Look for products that help differentiate you from your competitors, says Gentsch. At the same time, think about how frequently the new item might be rented per year and to what kinds of customers. If uncertain but still tempted, subrenting might be the way to go until you get a better sense of utilization.
“However, if you’re confident you can move the product six or more times annually, you’re likely to find a few more rentals other than what you’ve already booked,” Gentsch says. “In this case, it probably makes good sense to purchase the product.”
Bolt advises small and medium-sized rental companies to standardize their inventories as much as possible. “Try not to be everything to everyone if it doesn’t fit with the growth plan of the company,” he says. “For example, it may be good to have one set of doors complemented with some vinyl walls featuring zippered openings instead of biting the bullet on multiple sets of doors.

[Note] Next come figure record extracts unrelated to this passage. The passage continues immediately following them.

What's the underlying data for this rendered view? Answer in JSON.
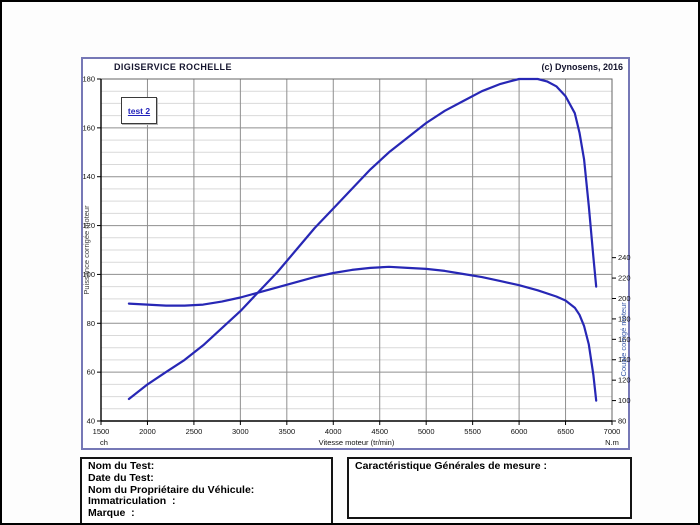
{
  "chart_data": {
    "type": "line",
    "title": "DIGISERVICE ROCHELLE",
    "copyright": "(c) Dynosens, 2016",
    "legend": [
      "test 2"
    ],
    "grid": "on",
    "legend_position": "top-left-inside",
    "x_axis": {
      "label": "Vitesse moteur (tr/min)",
      "min": 1500,
      "max": 7000,
      "tick_step": 500,
      "ticks": [
        1500,
        2000,
        2500,
        3000,
        3500,
        4000,
        4500,
        5000,
        5500,
        6000,
        6500,
        7000
      ]
    },
    "y_left": {
      "label": "Puissance corrigée moteur",
      "unit": "ch",
      "min": 40,
      "max": 180,
      "tick_step": 20,
      "minor_step": 5,
      "ticks": [
        40,
        60,
        80,
        100,
        120,
        140,
        160,
        180
      ]
    },
    "y_right": {
      "label": "Couple corrigé moteur",
      "unit": "N.m",
      "min": 80,
      "max": 415,
      "tick_step": 20,
      "ticks": [
        80,
        100,
        120,
        140,
        160,
        180,
        200,
        220,
        240
      ]
    },
    "series": [
      {
        "name": "Puissance corrigée moteur (ch)",
        "axis": "left",
        "color": "#2727b5",
        "points": [
          [
            1800,
            49
          ],
          [
            2000,
            55
          ],
          [
            2200,
            60
          ],
          [
            2400,
            65
          ],
          [
            2600,
            71
          ],
          [
            2800,
            78
          ],
          [
            3000,
            85
          ],
          [
            3200,
            93
          ],
          [
            3400,
            101
          ],
          [
            3600,
            110
          ],
          [
            3800,
            119
          ],
          [
            4000,
            127
          ],
          [
            4200,
            135
          ],
          [
            4400,
            143
          ],
          [
            4600,
            150
          ],
          [
            4800,
            156
          ],
          [
            5000,
            162
          ],
          [
            5200,
            167
          ],
          [
            5400,
            171
          ],
          [
            5600,
            175
          ],
          [
            5800,
            178
          ],
          [
            6000,
            180
          ],
          [
            6100,
            180
          ],
          [
            6200,
            180
          ],
          [
            6300,
            179
          ],
          [
            6400,
            177
          ],
          [
            6500,
            173
          ],
          [
            6600,
            166
          ],
          [
            6650,
            158
          ],
          [
            6700,
            147
          ],
          [
            6750,
            128
          ],
          [
            6800,
            107
          ],
          [
            6830,
            95
          ]
        ]
      },
      {
        "name": "Couple corrigé moteur (N.m)",
        "axis": "right",
        "color": "#2727b5",
        "points": [
          [
            1800,
            195
          ],
          [
            2000,
            194
          ],
          [
            2200,
            193
          ],
          [
            2400,
            193
          ],
          [
            2600,
            194
          ],
          [
            2800,
            197
          ],
          [
            3000,
            201
          ],
          [
            3200,
            206
          ],
          [
            3400,
            211
          ],
          [
            3600,
            216
          ],
          [
            3800,
            221
          ],
          [
            4000,
            225
          ],
          [
            4200,
            228
          ],
          [
            4400,
            230
          ],
          [
            4600,
            231
          ],
          [
            4800,
            230
          ],
          [
            5000,
            229
          ],
          [
            5200,
            227
          ],
          [
            5400,
            224
          ],
          [
            5600,
            221
          ],
          [
            5800,
            217
          ],
          [
            6000,
            213
          ],
          [
            6200,
            208
          ],
          [
            6400,
            202
          ],
          [
            6500,
            198
          ],
          [
            6600,
            191
          ],
          [
            6650,
            184
          ],
          [
            6700,
            173
          ],
          [
            6750,
            155
          ],
          [
            6800,
            125
          ],
          [
            6830,
            100
          ]
        ]
      }
    ]
  },
  "forms": {
    "left_box": {
      "lines": [
        "Nom du Test:",
        "Date du Test:",
        "Nom du Propriétaire du Véhicule:",
        "Immatriculation  :",
        "Marque  :"
      ]
    },
    "right_box": {
      "title": "Caractéristique Générales de mesure :"
    }
  },
  "colors": {
    "curve": "#2727b5",
    "widget_border": "#7678b6",
    "grid_major": "#8f8f8f",
    "grid_minor": "#d9d9d9",
    "axis": "#000000",
    "right_axis_title": "#3a5aaa",
    "left_axis_title": "#3c3c3c",
    "header_text": "#15152e"
  }
}
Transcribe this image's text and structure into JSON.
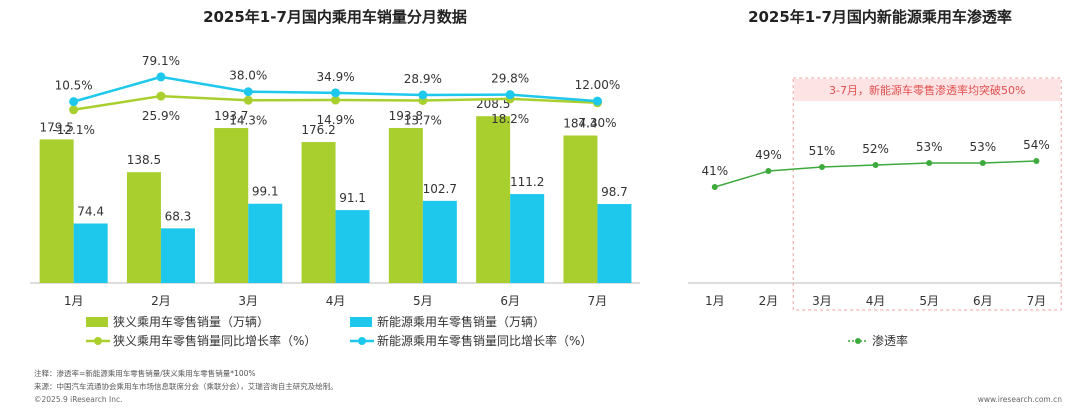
{
  "chart_data": [
    {
      "type": "bar+line",
      "title": "2025年1-7月国内乘用车销量分月数据",
      "categories": [
        "1月",
        "2月",
        "3月",
        "4月",
        "5月",
        "6月",
        "7月"
      ],
      "series": [
        {
          "name": "狭义乘用车零售销量（万辆）",
          "type": "bar",
          "color": "#a9cf2f",
          "values": [
            179.5,
            138.5,
            193.7,
            176.2,
            193.8,
            208.5,
            184.4
          ]
        },
        {
          "name": "新能源乘用车零售销量（万辆）",
          "type": "bar",
          "color": "#1ec8ec",
          "values": [
            74.4,
            68.3,
            99.1,
            91.1,
            102.7,
            111.2,
            98.7
          ]
        },
        {
          "name": "狭义乘用车零售销量同比增长率（%）",
          "type": "line",
          "color": "#a9cf2f",
          "values": [
            -12.1,
            25.9,
            14.3,
            14.9,
            13.7,
            18.2,
            7.3
          ],
          "labels": [
            "-12.1%",
            "25.9%",
            "14.3%",
            "14.9%",
            "13.7%",
            "18.2%",
            "7.30%"
          ]
        },
        {
          "name": "新能源乘用车零售销量同比增长率（%）",
          "type": "line",
          "color": "#1ec8ec",
          "values": [
            10.5,
            79.1,
            38.0,
            34.9,
            28.9,
            29.8,
            12.0
          ],
          "labels": [
            "10.5%",
            "79.1%",
            "38.0%",
            "34.9%",
            "28.9%",
            "29.8%",
            "12.00%"
          ]
        }
      ],
      "bar_labels_green": [
        "179.5",
        "138.5",
        "193.7",
        "176.2",
        "193.8",
        "208.5",
        "184.4"
      ],
      "bar_labels_blue": [
        "74.4",
        "68.3",
        "99.1",
        "91.1",
        "102.7",
        "111.2",
        "98.7"
      ],
      "bar_ylim": [
        0,
        300
      ]
    },
    {
      "type": "line",
      "title": "2025年1-7月国内新能源乘用车渗透率",
      "categories": [
        "1月",
        "2月",
        "3月",
        "4月",
        "5月",
        "6月",
        "7月"
      ],
      "series": [
        {
          "name": "渗透率",
          "color": "#3daa3d",
          "values": [
            41,
            49,
            51,
            52,
            53,
            53,
            54
          ],
          "labels": [
            "41%",
            "49%",
            "51%",
            "52%",
            "53%",
            "53%",
            "54%"
          ]
        }
      ],
      "annotation": "3-7月，新能源车零售渗透率均突破50%",
      "highlight_range": [
        "3月",
        "7月"
      ]
    }
  ],
  "notes": {
    "note": "注释：渗透率=新能源乘用车零售销量/狭义乘用车零售销量*100%",
    "source": "来源：中国汽车流通协会乘用车市场信息联席分会（乘联分会），艾瑞咨询自主研究及绘制。",
    "copyright": "©2025.9 iResearch Inc.",
    "website": "www.iresearch.com.cn"
  }
}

“Finding long-term rentals is another way of building inventory on these accessories,” Bolt continues. “This lets the end user pay for that inventory in the initial rental, so it’s free and clear when it comes back to the rental company.”
Pamela Mills-Senn is a Long Beach, Calif.-based freelance writer.
As clients demand one-of-a-kind events, designers consider how every element within the space will contribute to the experience.
Even tent poles are getting scrutinized. There’s no reason that they can’t add to the beauty of an event, even as they’re performing a utilitarian purpose. Advantage Tent Fittings Inc., Chillicothe, Ohio, offers
a line of engineered wooden tent poles that complement the trendy rustic theme.
And their appeal isn’t limited to just this decor style.
“The major benefit of wooden tent poles, aside from their sheer beauty, is that unlike aluminum poles, a few scratches here or there adds character over time to the product as it undergoes a natural seasoning process,” says company president Ben Hall. Hall adds that the poles were developed with an emphasis
on the axial load ratings required for safety and reliability.
The poles do require a little TLC. Hall recommends storing them indoors, off the ground and away from direct contact with radiant heaters. Some customers apply a hydrophobic sealer to the poles, including the bottom, when first purchased.
“This reduces moisture ingress and may extend the service life,” he says. “However, carefully dispose of the brush or rag, as some sealers are highly flammable.”